De acordo com a Lei da Previdência Social, Lei n. 8213, art. 20, §1º, d), não são considerados acidentes de trabalho:

d) a doença endêmica adquirida por segurado habitante de região em que ela se desenvolva, salvo comprovação de que é resultante de exposição ou contato direto determinado pela natureza do trabalho.

Não basta haver a contaminação pelo covid19 para a doença ser considera ocupacional. Para nascer o direito ao afastamento e indenização como acidente de trabalho, é necessário que a contaminação tenha sido decorrente do ambiente de trabalho, ou seja, o trabalhador deve ter sido contaminado enquanto prestava serviço para a empresa, e a doença deve gerar a incapacidade laborativa ou sua redução. É o que prescreve o artigo 2º, da Lei nº 6.367/76:

“Acidente do trabalho é aquele que ocorrer pelo exercício do trabalho a serviço da empresa, provocando lesão corporal ou perturbação funcional que cause a morte, ou a perda ou redução permanente ou temporária da capacidade para o trabalho.”

A comprovação de que a contaminação pelo covid19 ocorreu no ambiente de trabalho depende das circunstâncias do caso concreto.

É obvio que, se no ambiente laboral trabalha alguma pessoa sabidamente contaminada, há grandes chances dos demais, em caso de também serem contaminados, conseguirem uma indenização por acidente de trabalho.

Neste caso, não haveria necessidade de se comprovar de fato que o trabalhador se contaminou pelo contato com o colega, sendo presumida a culpa da empresa. Neste aspecto existe a Súmula n. 341 do Supremo Tribunal Federal que determina que: “É presumida a culpa do patrão ou comitente pelo ato culposo do empregado ou preposto.”

Aplicam-se também as normas relativas à responsabilidade civil por danos, conforme artigos 186 e 927 do Código Civil:

“Art. 186. Aquele que, por ação ou omissão voluntária, negligência, ou imprudência, violar direito e causar dano a outrem, ainda que exclusivamente moral, comete ato ilícito.

Art. 927. Aquele que, por ato ilícito, causar dano a outrem, fica obrigado a repará-lo”.

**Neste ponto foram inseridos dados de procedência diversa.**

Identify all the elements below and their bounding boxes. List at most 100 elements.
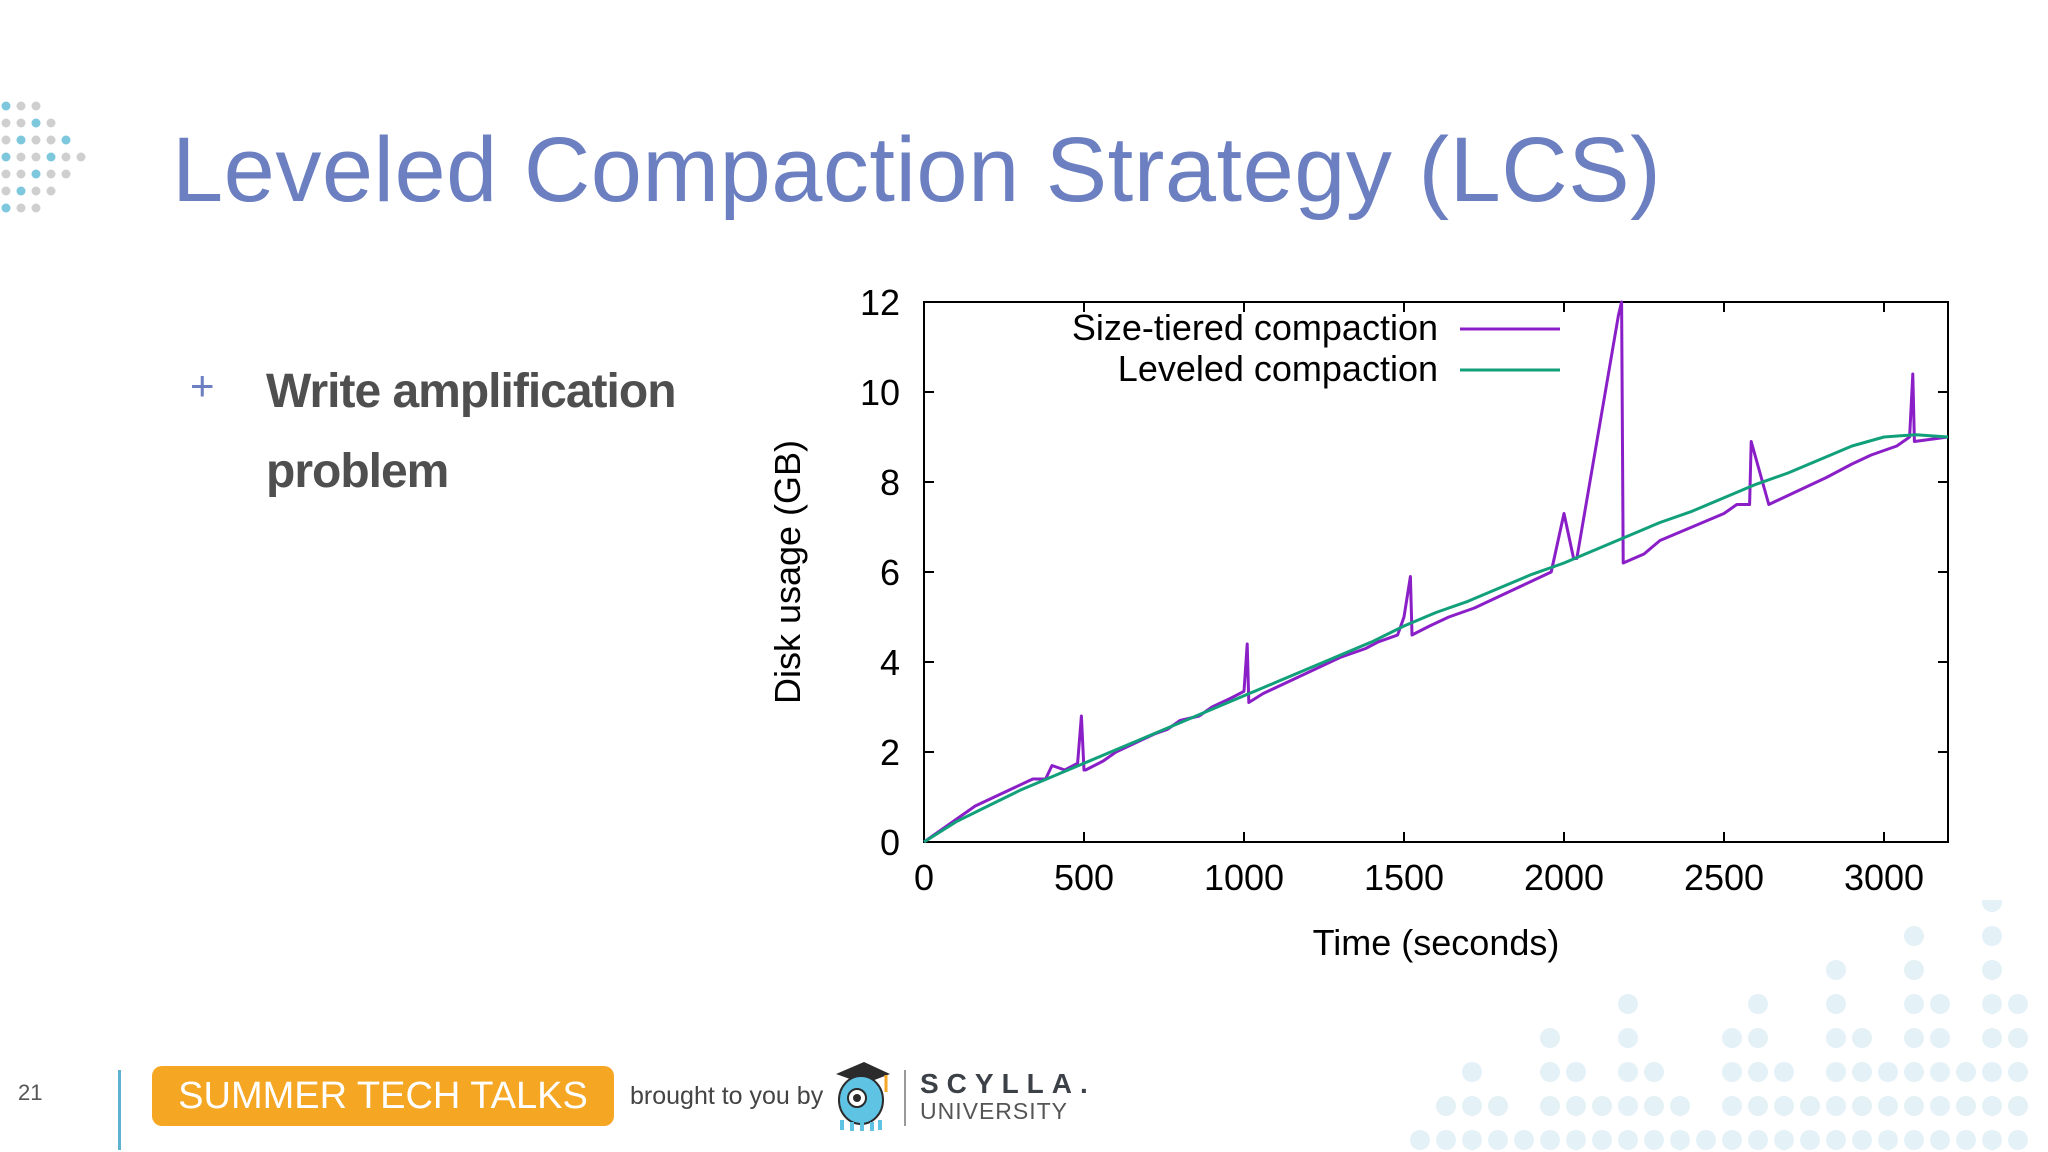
- page-number: 21: [18, 1080, 43, 1105]
- decor-dot: [1826, 960, 1846, 980]
- decor-dot: [1826, 1062, 1846, 1082]
- decor-dot: [1878, 1062, 1898, 1082]
- decor-dot: [1514, 1130, 1534, 1150]
- decor-dot: [1722, 1028, 1742, 1048]
- decor-dot: [1930, 1028, 1950, 1048]
- brought-by-text: brought to you by: [630, 1082, 824, 1110]
- decor-dot: [2008, 1130, 2028, 1150]
- decor-dot: [1982, 1028, 2002, 1048]
- decor-dot: [1774, 1130, 1794, 1150]
- y-tick-label: 12: [860, 282, 900, 323]
- decor-dot: [1, 135, 11, 145]
- decor-dot: [1566, 1062, 1586, 1082]
- decor-dot: [1982, 960, 2002, 980]
- decor-dot: [1436, 1096, 1456, 1116]
- x-tick-label: 3000: [1844, 857, 1924, 898]
- decor-dot: [1722, 1130, 1742, 1150]
- decor-dot: [2008, 1062, 2028, 1082]
- decor-dot: [1774, 1096, 1794, 1116]
- decor-dot: [1, 152, 11, 162]
- decor-dot: [1722, 1062, 1742, 1082]
- decor-dot: [1592, 1130, 1612, 1150]
- decor-dot: [1930, 1062, 1950, 1082]
- x-tick-label: 1000: [1204, 857, 1284, 898]
- y-axis-label: Disk usage (GB): [767, 440, 808, 704]
- decor-dot: [1592, 1096, 1612, 1116]
- decor-dot: [1904, 994, 1924, 1014]
- series-line-leveled: [923, 433, 1949, 844]
- decor-dot: [2008, 994, 2028, 1014]
- decorative-dots-left: [1, 101, 86, 213]
- slide-title: Leveled Compaction Strategy (LCS): [172, 119, 1662, 221]
- decor-dot: [1826, 1096, 1846, 1116]
- decor-dot: [1930, 994, 1950, 1014]
- decor-dot: [1462, 1096, 1482, 1116]
- decor-dot: [1982, 926, 2002, 946]
- decor-dot: [46, 135, 56, 145]
- decor-dot: [1748, 1028, 1768, 1048]
- decor-dot: [46, 169, 56, 179]
- decor-dot: [16, 101, 26, 111]
- footer-divider: [118, 1070, 121, 1150]
- decor-dot: [1, 186, 11, 196]
- decor-dot: [61, 169, 71, 179]
- decor-dot: [1904, 926, 1924, 946]
- y-tick-label: 4: [880, 642, 900, 683]
- decor-dot: [1956, 1130, 1976, 1150]
- event-badge: SUMMER TECH TALKS: [152, 1066, 614, 1126]
- decor-dot: [1852, 1096, 1872, 1116]
- decor-dot: [1, 101, 11, 111]
- decor-dot: [1488, 1130, 1508, 1150]
- decor-dot: [1618, 1096, 1638, 1116]
- decor-dot: [1618, 1130, 1638, 1150]
- decor-dot: [1982, 994, 2002, 1014]
- decor-dot: [1904, 1096, 1924, 1116]
- decor-dot: [1618, 1062, 1638, 1082]
- decor-dot: [46, 152, 56, 162]
- decor-dot: [1644, 1062, 1664, 1082]
- decor-dot: [1540, 1028, 1560, 1048]
- x-tick-label: 1500: [1364, 857, 1444, 898]
- decor-dot: [31, 135, 41, 145]
- decor-dot: [61, 152, 71, 162]
- mascot-logo-icon: [836, 1062, 890, 1131]
- decor-dot: [1696, 1130, 1716, 1150]
- decor-dot: [1852, 1028, 1872, 1048]
- decor-dot: [31, 118, 41, 128]
- decor-dot: [1904, 1028, 1924, 1048]
- decor-dot: [1540, 1130, 1560, 1150]
- decor-dot: [1566, 1096, 1586, 1116]
- brand-subtitle: UNIVERSITY: [920, 1098, 1069, 1124]
- decor-dot: [1488, 1096, 1508, 1116]
- decor-dot: [61, 135, 71, 145]
- bullet-text: Write amplification problem: [266, 365, 677, 498]
- y-tick-label: 10: [860, 372, 900, 413]
- bullet-marker: +: [190, 362, 215, 409]
- decor-dot: [1852, 1130, 1872, 1150]
- decor-dot: [1748, 994, 1768, 1014]
- decor-dot: [1982, 900, 2002, 912]
- decor-dot: [1748, 1096, 1768, 1116]
- x-tick-label: 2000: [1524, 857, 1604, 898]
- legend-label-leveled: Leveled compaction: [1118, 348, 1438, 389]
- x-tick-label: 0: [914, 857, 934, 898]
- decor-dot: [1, 118, 11, 128]
- decor-dot: [1982, 1130, 2002, 1150]
- y-tick-label: 6: [880, 552, 900, 593]
- decor-dot: [1566, 1130, 1586, 1150]
- decor-dot: [1956, 1062, 1976, 1082]
- decor-dot: [16, 186, 26, 196]
- decor-dot: [31, 169, 41, 179]
- decor-dot: [16, 118, 26, 128]
- x-tick-label: 2500: [1684, 857, 1764, 898]
- decor-dot: [1878, 1130, 1898, 1150]
- decor-dot: [2008, 1096, 2028, 1116]
- decor-dot: [16, 169, 26, 179]
- decor-dot: [31, 152, 41, 162]
- decor-dot: [1800, 1130, 1820, 1150]
- x-axis-label: Time (seconds): [1313, 922, 1560, 963]
- x-tick-label: 500: [1054, 857, 1114, 898]
- decor-dot: [1982, 1062, 2002, 1082]
- decor-dot: [1, 169, 11, 179]
- decor-dot: [1878, 1096, 1898, 1116]
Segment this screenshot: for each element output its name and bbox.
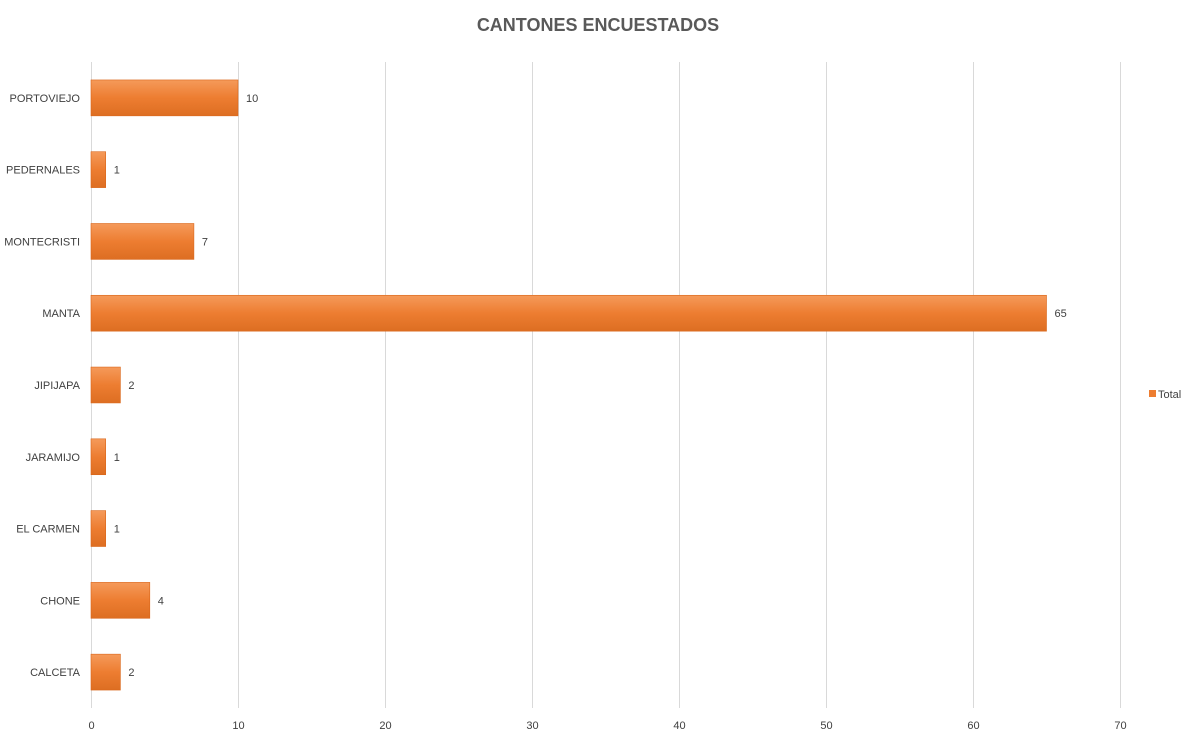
category-label: CHONE [40,595,80,607]
category-label: EL CARMEN [16,524,80,536]
data-label: 4 [158,595,164,607]
bar-manta [90,294,1047,332]
bar-pedernales [90,151,106,188]
legend-label-total: Total [1158,389,1181,401]
x-tick-label: 60 [967,720,979,731]
category-label: PORTOVIEJO [9,93,80,105]
category-label: MONTECRISTI [4,236,80,248]
gridlines [91,62,1121,708]
chart-title: CANTONES ENCUESTADOS [477,15,719,35]
bar-el-carmen [90,510,106,547]
category-label: CALCETA [30,667,81,679]
data-label: 7 [202,236,208,248]
data-label: 2 [128,667,134,679]
x-tick-label: 50 [820,720,832,731]
x-tick-label: 70 [1114,720,1126,731]
data-label: 1 [114,524,120,536]
bar-chone [90,582,151,619]
legend: Total [1149,389,1181,401]
x-tick-label: 0 [88,720,94,731]
data-label: 2 [128,380,134,392]
bar-jipijapa [90,366,121,404]
x-tick-label: 40 [673,720,685,731]
bar-montecristi [90,223,195,260]
bar-jaramijo [90,438,106,476]
x-tick-label: 30 [526,720,538,731]
category-label: JIPIJAPA [34,380,80,392]
bar-portoviejo [90,79,239,117]
legend-swatch [1149,390,1156,397]
bar-calceta [90,653,121,691]
x-tick-label: 10 [232,720,244,731]
category-label: JARAMIJO [26,452,81,464]
data-label: 1 [114,165,120,177]
bars [90,79,1047,691]
x-tick-label: 20 [379,720,391,731]
data-label: 10 [246,93,258,105]
data-label: 1 [114,452,120,464]
category-label: MANTA [42,308,80,320]
data-label: 65 [1055,308,1067,320]
labels: 0 10 20 30 40 50 60 70 10 PORTOVIEJO 1 PEDERNALES 7 M… [4,93,1126,731]
category-label: PEDERNALES [6,165,80,177]
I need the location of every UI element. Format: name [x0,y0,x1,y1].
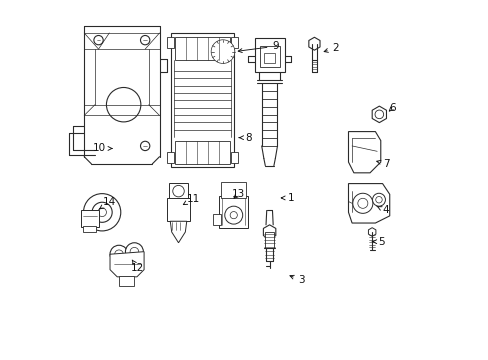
Text: 1: 1 [281,193,294,203]
Text: 12: 12 [131,260,144,273]
Bar [264,232,274,248]
Polygon shape [348,132,380,173]
Circle shape [372,193,385,206]
Text: 9: 9 [238,41,279,53]
Text: 7: 7 [376,159,389,169]
Bar [230,152,238,163]
Bar [221,182,246,198]
Bar [171,33,233,167]
Bar [167,198,189,221]
Polygon shape [371,106,386,123]
Bar [259,45,279,67]
Bar [219,196,247,228]
Polygon shape [367,228,375,236]
Bar [212,214,221,225]
Bar [119,276,134,286]
Circle shape [352,193,372,213]
Text: 5: 5 [372,237,384,247]
Bar [83,226,96,232]
Circle shape [213,42,232,61]
Bar [264,53,275,63]
Circle shape [375,197,382,203]
Bar [230,37,238,48]
Polygon shape [308,37,319,50]
Circle shape [140,141,149,150]
Bar [169,183,187,200]
Circle shape [110,245,128,263]
Bar [174,37,230,60]
Circle shape [115,250,123,258]
Bar [174,140,230,164]
Circle shape [98,208,106,217]
Circle shape [224,206,242,224]
Text: 14: 14 [99,197,115,209]
Circle shape [92,202,112,222]
Polygon shape [348,184,389,223]
Bar [166,152,174,163]
Circle shape [140,36,149,45]
Text: 2: 2 [324,43,339,53]
Circle shape [374,110,383,119]
Bar [81,211,99,226]
Bar [166,37,174,48]
Circle shape [211,40,234,63]
Circle shape [230,212,237,219]
Text: 13: 13 [231,189,244,199]
Circle shape [94,36,103,45]
Bar [254,39,284,72]
Text: 6: 6 [388,103,395,113]
Circle shape [172,185,184,197]
Circle shape [125,243,143,261]
Text: 8: 8 [239,133,251,143]
Polygon shape [170,221,186,243]
Text: 11: 11 [183,194,200,204]
Circle shape [218,47,227,56]
Text: 4: 4 [376,206,388,216]
Polygon shape [110,252,144,277]
Polygon shape [263,225,275,239]
Text: 3: 3 [289,275,305,285]
Circle shape [130,247,139,256]
Text: 10: 10 [93,143,112,153]
Circle shape [106,87,141,122]
Circle shape [357,198,367,208]
Circle shape [83,194,121,231]
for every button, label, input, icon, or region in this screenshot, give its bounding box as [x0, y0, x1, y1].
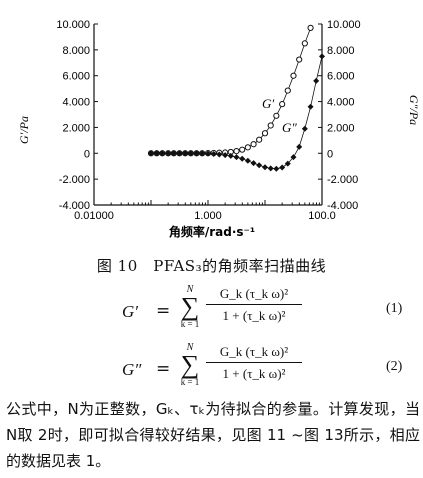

Diante da atual situação de pandemia por doença contagiosa, imperioso que a empresa se acautele ao máximo para evitar o surto da doença no ambiente laboral. Isto porque é dever do empregador a adoção de programas de prevenção, seja de riscos ambientais (PPRA), seja de controle médico e saúde ocupacional (PCMSO), com vistas a preservar a saúde física de seus funcionários, conforme normas do Ministério do Trabalho.

Neste sentido, os arts. 154 e seguintes da Consolidação das Leis do Trabalho, regulamentados pela Lei 6.514/77 (que aprovou as Normas Regulamentadoras aplicáveis à espécie), estabelecem:

“Art. 157. Cabe às empresas:

I – cumprir e fazer cumprir as normas de segurança e medicina do trabalho;

II – instruir os empregados, através de ordens de serviço, quanto às precauções a tomar no sentido de evitar acidentes de trabalho ou doenças ocupacionais; (…)”

O art. 166 da CLT, por sua vez, determina:

“Art. 166. A empresa é obrigada a fornecer aos empregados, gratuitamente, equipamentos de proteção individual adequado ao risco e em perfeito estado de conservação e funcionamento, sempre que as medidas de ordem geral não ofereçam completa proteção contra os riscos de acidentes e danos à saúde dos empregados”. 

A ausência dos instrumentos de proteção fornecidos ao empregado gera para o empregador o dever de indenizar os acidentes que porventura ocorram no ambiente de trabalho.

Se as condições de trabalho às quais o trabalhador é submetido são incompatíveis com as normas de segurança pertinentes, o juiz pode entender que há o nexo causal entre o dano e a prestação do serviço, o que significa que se trata de um acidente de trabalho, e fixar uma ou mais indenizações entre outros.

Portanto, acometido pela covid19 o trabalhador pode fazer jus a uma indenização, que pode ser por danos morais, materiais, estéticos, pensão vitalícia (art. 950 do CC), além de auxílio doença ou aposentadoria por invalidez, podendo o juiz, conforme a situação e havendo indícios, inverter o ônus da prova, obrigando a empresa a comprovar que a contaminação não resultou do ambiente de trabalho, diante da grande dificuldade do trabalhador em produzir a prova de que se contaminou no ambiente de trabalho.